@lonelyowl@anonymous Yeah, you can write specialised stuff and it will almost always be better. Although in FPS they tend to just aimhack so "good" is debatable. Teaching a neural network is less effort on your part, and more adaptable across games.
@lonelyowl@Zerglingman In particular I am trying to come up with a bot that you can PvP with ultimately, which would be really rad.
I think I am simply putting too much thought into it, a problem I have had with ML since I first learned of it. Having had it explained to me in a way that I can better understand has opened my eyes to my critical error in the first place. This is not something I have to baby.
@lonelyowl@Zerglingman So I think I’ve settled into a comfortable paradigm in my head, and learned everything I can from reading though I did confuse myself again trying to read into it. I love when that happens and now it’s time to focus on trial and error. I think once I’ve got movement down the rest should come naturally especially because the code-base I’ll have to work with will be rather minimal in the end. At least that’s my expectations going into it.

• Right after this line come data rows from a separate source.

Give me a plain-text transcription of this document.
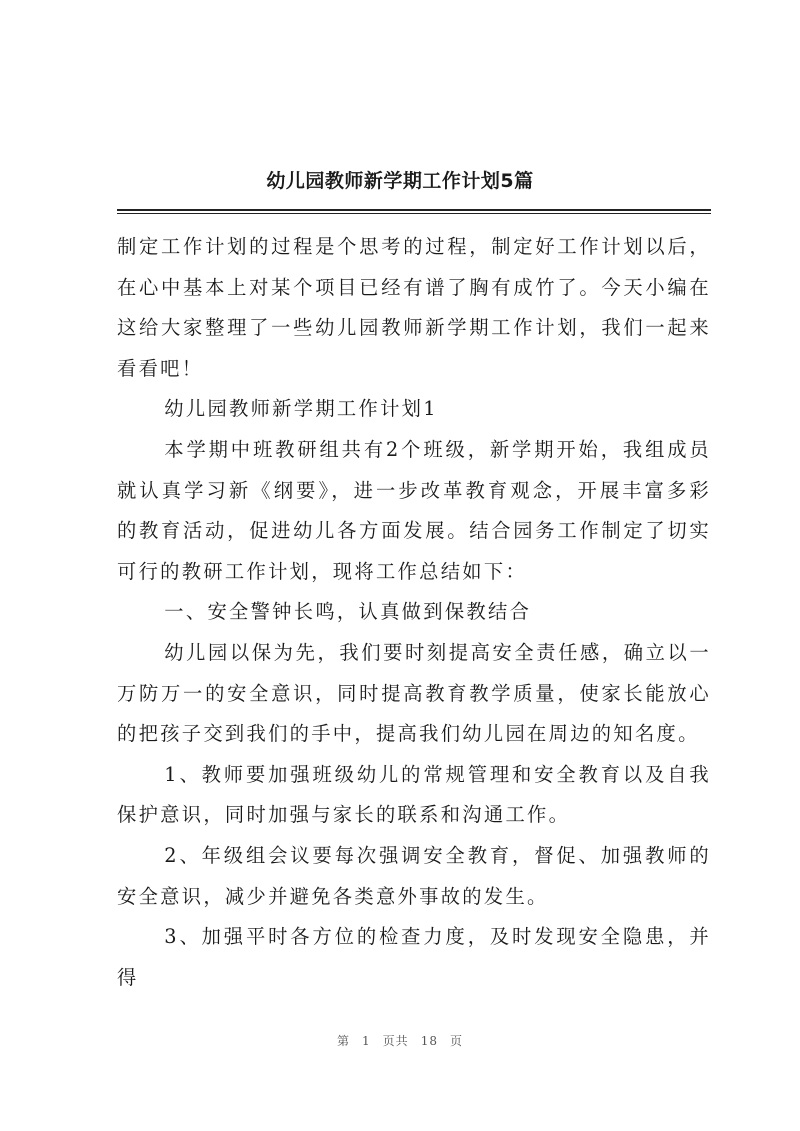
幼儿园教师新学期工作计划5篇

制定工作计划的过程是个思考的过程，制定好工作计划以后，在心中基本上对某个项目已经有谱了胸有成竹了。今天小编在这给大家整理了一些幼儿园教师新学期工作计划，我们一起来看看吧！

幼儿园教师新学期工作计划1

本学期中班教研组共有2个班级，新学期开始，我组成员就认真学习新《纲要》，进一步改革教育观念，开展丰富多彩的教育活动，促进幼儿各方面发展。结合园务工作制定了切实可行的教研工作计划，现将工作总结如下：

一、安全警钟长鸣，认真做到保教结合

幼儿园以保为先，我们要时刻提高安全责任感，确立以一万防万一的安全意识，同时提高教育教学质量，使家长能放心的把孩子交到我们的手中，提高我们幼儿园在周边的知名度。

1、教师要加强班级幼儿的常规管理和安全教育以及自我保护意识，同时加强与家长的联系和沟通工作。

2、年级组会议要每次强调安全教育，督促、加强教师的安全意识，减少并避免各类意外事故的发生。

3、加强平时各方位的检查力度，及时发现安全隐患，并得

第 1 页共 18 页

On a bit of a side note, I was looking into using python code in other languages because I may need it, and figured I’d find a native language version for a different coding language. I look into it and find it uses Python wrappers. :angryglitch:
@lonelyowl@Zerglingman Can you set multiple rewards that have equal weight? Like for example gaining experience points and making it through a level the fastest way possible? I should probably just read more on the subject, but the way you put it helped everything click in my head just now. Perhaps you’ll be more insightful than an article on the subject.
Like for example gaining experience points and making it through a level the fastest way possible?
Yep! Just keep it in mind that the algorithm will maximize the reward function, so it is possible that it will figure out that just speedrunning without harvesting any experience is still the easiest way to do so. This thing is used to find the best strategies to maximize the reward in the first place, not to mimic certain behavior. If you wish to make it mimic certain human-player like behavior, i believe it’s also possible, but will require some tinkering.
Yeah, that's the point of reinforcement learning. You define some simple reward function, and the algorithm will learn how to maximize it. For example, the further player will walk through level without dying, the bigger the reward, and the algorithm will decide what to do with enemies, who to kill in first place and how, or maybe it will prefer to just speedrun the whole thing without murders.
@Zerglingman@lonelyowl Working with other people’s coding examples makes my head hurt. Not even writing code yet; just trying to wrap my brain around the concept. Still having difficulty understanding that first lesson! Oof. Hopefully it will be easier once I start to dig into the mechanisms myself.
@Zerglingman@lonelyowl Either of you work on ML yourselves? I am wondering if it’s better to prioritize getting to and defeating high-value targets (like bosses) or whether it’s better to prioritize defeating any target.
The benefits of the second I think are immediately apparent. Killing any enemy gives a virtual certainty to kill high value targets, but the drawbacks seem similarly drastic. That is that the bot will just run around killing everything and perhaps run into loops where a baddie spawns, bot kills, new baddie spawns, bot kills, old baddie spawns, etc.
The second wouldn’t face this drawback, but it’s drawback is it would be very rigid and would need multiple models for different areas, increasing the size requirements drastically.